Hinterland was played with the fierce concentration typical of the Arditti Quartet – its recording of the first five quartets (on Aeon) is required listening – and attentively directed by Thierry Fischer, whose encouragement of the BBC National Orchestra of Wales to project its contribution avoided its becoming submerged within the generous Royal Albert Hall acoustic. Less accessible than Morning in Long Island though arguably more tightly constructed, it made a singular impression as befits the ‘one-off’ of its subtitle. Hopefully this brace of Proms performances will herald greater exposure for Dusapin’s music in the UK than hitherto. Prior to the main concert Dusapin was heard in conversation with Andrew McGregor during the first of this season’s Portraits, a frank and often amusing discussion which was rounded-off by the performance of his Trio Rombach (1998). The composer pointed out that he had previously fought shy of wiring for the piano, though there was nothing unidiomatic about the writing in a piano trio named after the French village where it was created: the three movements, played without pause, moving from a gradually dissipated momentum via a pensive and uneasy reflection to a tense and inconclusive dialogue – all ably realised by three outstanding Guildhall School musicians.
The Prom itself had commenced in the manner of a programme of French ‘lollipops’ such as Thomas Beecham might have given.

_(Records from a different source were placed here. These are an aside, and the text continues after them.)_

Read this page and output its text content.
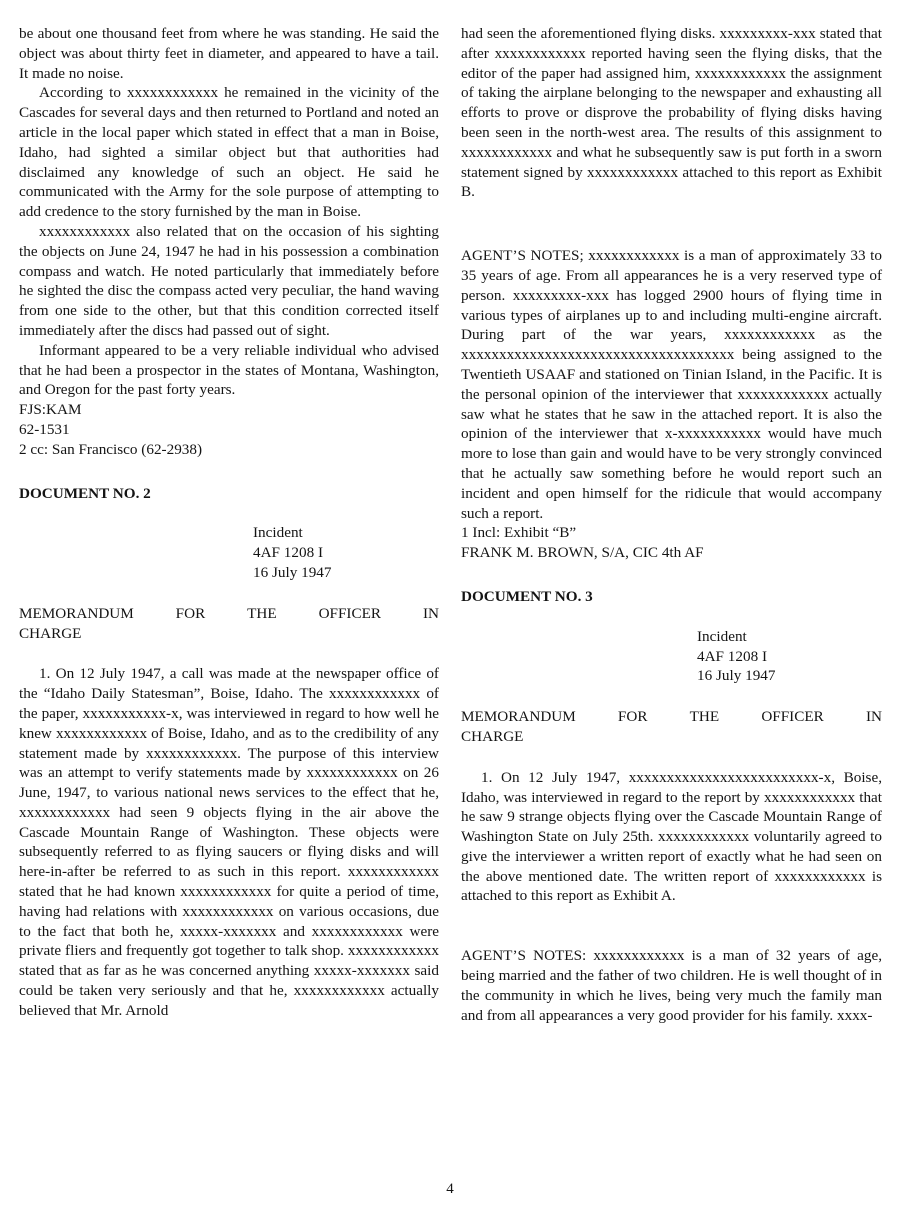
be about one thousand feet from where he was standing. He said the object was about thirty feet in diameter, and appeared to have a tail. It made no noise.

According to xxxxxxxxxxxx he remained in the vicinity of the Cascades for several days and then returned to Portland and noted an article in the local paper which stated in effect that a man in Boise, Idaho, had sighted a similar object but that authorities had disclaimed any knowledge of such an object. He said he communicated with the Army for the sole purpose of attempting to add credence to the story furnished by the man in Boise.

xxxxxxxxxxxx also related that on the occasion of his sighting the objects on June 24, 1947 he had in his possession a combination compass and watch. He noted particularly that immediately before he sighted the disc the compass acted very peculiar, the hand waving from one side to the other, but that this condition corrected itself immediately after the discs had passed out of sight.

Informant appeared to be a very reliable individual who advised that he had been a prospector in the states of Montana, Washington, and Oregon for the past forty years.

FJS:KAM
62-1531
2 cc: San Francisco (62-2938)
DOCUMENT NO. 2
Incident
4AF 1208 I
16 July 1947
MEMORANDUM	FOR	THE	OFFICER	IN
CHARGE

1. On 12 July 1947, a call was made at the newspaper office of the “Idaho Daily Statesman”, Boise, Idaho. The xxxxxxxxxxxx of the paper, xxxxxxxxxxx-x, was interviewed in regard to how well he knew xxxxxxxxxxxx of Boise, Idaho, and as to the credibility of any statement made by xxxxxxxxxxxx. The purpose of this interview was an attempt to verify statements made by xxxxxxxxxxxx on 26 June, 1947, to various national news services to the effect that he, xxxxxxxxxxxx had seen 9 objects flying in the air above the Cascade Mountain Range of Washington. These objects were subsequently referred to as flying saucers or flying disks and will here-in-after be referred to as such in this report. xxxxxxxxxxxx stated that he had known xxxxxxxxxxxx for quite a period of time, having had relations with xxxxxxxxxxxx on various occasions, due to the fact that both he, xxxxx-xxxxxxx and xxxxxxxxxxxx were private fliers and frequently got together to talk shop. xxxxxxxxxxxx stated that as far as he was concerned anything xxxxx-xxxxxxx said could be taken very seriously and that he, xxxxxxxxxxxx actually believed that Mr. Arnold

had seen the aforementioned flying disks. xxxxxxxxx-xxx stated that after xxxxxxxxxxxx reported having seen the flying disks, that the editor of the paper had assigned him, xxxxxxxxxxxx the assignment of taking the airplane belonging to the newspaper and exhausting all efforts to prove or disprove the probability of flying disks having been seen in the north-west area. The results of this assignment to xxxxxxxxxxxx and what he subsequently saw is put forth in a sworn statement signed by xxxxxxxxxxxx attached to this report as Exhibit B.

AGENT’S NOTES; xxxxxxxxxxxx is a man of approximately 33 to 35 years of age. From all appearances he is a very reserved type of person. xxxxxxxxx-xxx has logged 2900 hours of flying time in various types of airplanes up to and including multi-engine aircraft. During part of the war years, xxxxxxxxxxxx as the xxxxxxxxxxxxxxxxxxxxxxxxxxxxxxxxxxxx being assigned to the Twentieth USAAF and stationed on Tinian Island, in the Pacific. It is the personal opinion of the interviewer that xxxxxxxxxxxx actually saw what he states that he saw in the attached report. It is also the opinion of the interviewer that x-xxxxxxxxxxx would have much more to lose than gain and would have to be very strongly convinced that he actually saw something before he would report such an incident and open himself for the ridicule that would accompany such a report.

1 Incl: Exhibit “B”
FRANK M. BROWN, S/A, CIC 4th AF
DOCUMENT NO. 3
Incident
4AF 1208 I
16 July 1947
MEMORANDUM	FOR	THE	OFFICER	IN
CHARGE

1. On 12 July 1947, xxxxxxxxxxxxxxxxxxxxxxxxx-x, Boise, Idaho, was interviewed in regard to the report by xxxxxxxxxxxx that he saw 9 strange objects flying over the Cascade Mountain Range of Washington State on July 25th. xxxxxxxxxxxx voluntarily agreed to give the interviewer a written report of exactly what he had seen on the above mentioned date. The written report of xxxxxxxxxxxx is attached to this report as Exhibit A.

AGENT’S NOTES: xxxxxxxxxxxx is a man of 32 years of age, being married and the father of two children. He is well thought of in the community in which he lives, being very much the family man and from all appearances a very good provider for his family. xxxx-

4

Berlioz’s Le corsaire (1844) received an engaging outing – phrasing a little over-indulged in the slow introduction, perhaps, but the main allegro was incisively rendered, the BBCNOW brass leaving nothing to chance in the effervescent coda, with Nice rendered in an (unexpectedly?) appealing light. After which the cool though never frigid detachment of Fauré’s Pavane (1887) made the greater impression, a miniature which evokes much more than it states when rendered with playing of such poise and refinement.
Hard to believe that the complete Firebird ballet (1910) was first heard at the Proms as recently as 1972, given the ubiquity this enjoyable if unwieldy score has since enjoyed here, as elsewhere. What impressed in this account was the refinement of the solo wind-playing in a score that, whatever it indebtedness to past models, remains a decisive statement of intent. For his part Fischer was especially adept in the often-lengthy passages of scenic description that can pass for little, not least a vivid account of the ‘Ivan/Kashchei’ confrontation where the deployment of offstage trumpets and Wagner tubas audibly paid off. Elsewhere the performance often failed to ignite: whether in a ‘Khorovod’ non-descript in its chasteness, an ‘Infernal Dance’ that rarely scintillated, a ‘Berceuse’ lacking inner rapture and an ‘Apotheosis’ incisive rather than resplendent. Only a year after Valery Gergiev’s breathtaking Proms reading, this was not a rendition likely to linger long in the memory.